Brief 4

Lieber Abdullah,

zuerst möchte ich meiner Freude Ausdruck geben, daß Du an den heiklen Stellen unseres Gesprächs den Dialog nicht einfach abgebrochen hast. Ich schätze das sehr, denn dazu gehören Lauterkeit und Mut. Wir sahen ja schon, daß wenn es um unseren Glauben, unsere Überzeugung, geht, daß eben nicht nur der Kopf, sondern besonders das Herz, unsere Gefühlswelt, angesprochen wird.

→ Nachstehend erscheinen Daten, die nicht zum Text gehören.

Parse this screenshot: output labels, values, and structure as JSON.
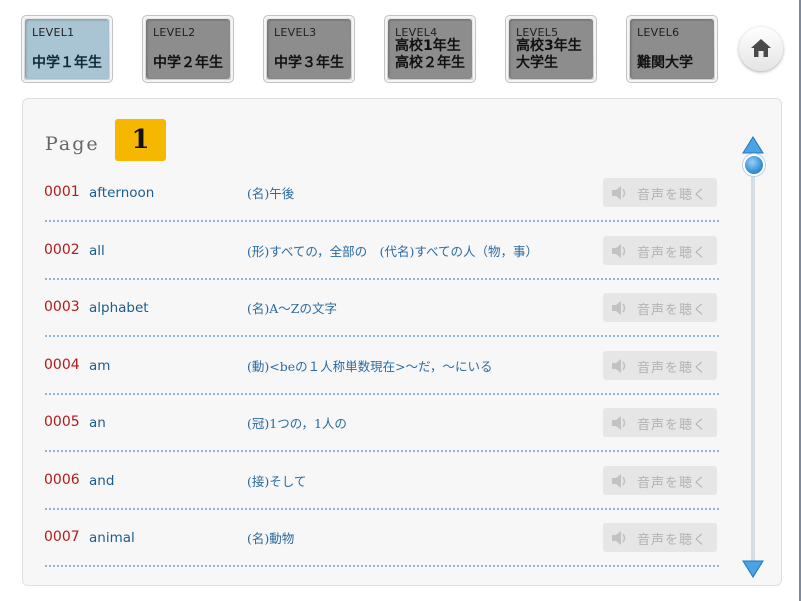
{
  "levels": [
    {
      "code": "LEVEL1",
      "name": "中学１年生",
      "active": true
    },
    {
      "code": "LEVEL2",
      "name": "中学２年生",
      "active": false
    },
    {
      "code": "LEVEL3",
      "name": "中学３年生",
      "active": false
    },
    {
      "code": "LEVEL4",
      "name": "高校1年生\n高校２年生",
      "active": false
    },
    {
      "code": "LEVEL5",
      "name": "高校3年生\n大学生",
      "active": false
    },
    {
      "code": "LEVEL6",
      "name": "難関大学",
      "active": false
    }
  ],
  "page": {
    "label": "Page",
    "number": "1"
  },
  "audio_label": "音声を聴く",
  "words": [
    {
      "num": "0001",
      "word": "afternoon",
      "meaning": "(名)午後"
    },
    {
      "num": "0002",
      "word": "all",
      "meaning": "(形)すべての，全部の　(代名)すべての人（物，事）"
    },
    {
      "num": "0003",
      "word": "alphabet",
      "meaning": "(名)A〜Zの文字"
    },
    {
      "num": "0004",
      "word": "am",
      "meaning": "(動)<beの１人称単数現在>〜だ，〜にいる"
    },
    {
      "num": "0005",
      "word": "an",
      "meaning": "(冠)1つの，1人の"
    },
    {
      "num": "0006",
      "word": "and",
      "meaning": "(接)そして"
    },
    {
      "num": "0007",
      "word": "animal",
      "meaning": "(名)動物"
    }
  ],
  "colors": {
    "accent": "#f5b700",
    "active_level": "#a9c4d3",
    "inactive_level": "#8d8d8d",
    "number": "#b11a1a",
    "word": "#1b5d8c"
  }
}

Offensichtlich hat Gott auch unsere Emotionen geschaffen. Und er ist es auch, der sie anspricht: „Ihr sollt Gott, euren Herrn, von ganzem Herzen lieben, mit ganzer Hingabe, mit all eurer Kraft“ (5.Mose 6:5). Doch im geistlichen Gespräch dürfen die Gefühle nicht den Ausschlag geben. Wie ich schon einmal sagte, müssen wir uns bei der Wahrheitsfindung an Tatsachen orientieren. Das mag irgendwie klinisch kalt klingen. Auch kann dabei unser Empfinden leicht verletzt werden. Darum ist es viel angenehmer, sich über Themen zu unterhalten, bei denen wir gleicher Meinung sind. Doch dies wäre eigentlich lieblos, wenn man die Konsequenzen bedenkt. Liebe will immer das Beste für den anderen, und das ist, zweifelsohne, ein Leben – im besonderen in der Ewigkeit – mit und bei Gott. Und das geht nicht ohne die Wahrheit über ihn.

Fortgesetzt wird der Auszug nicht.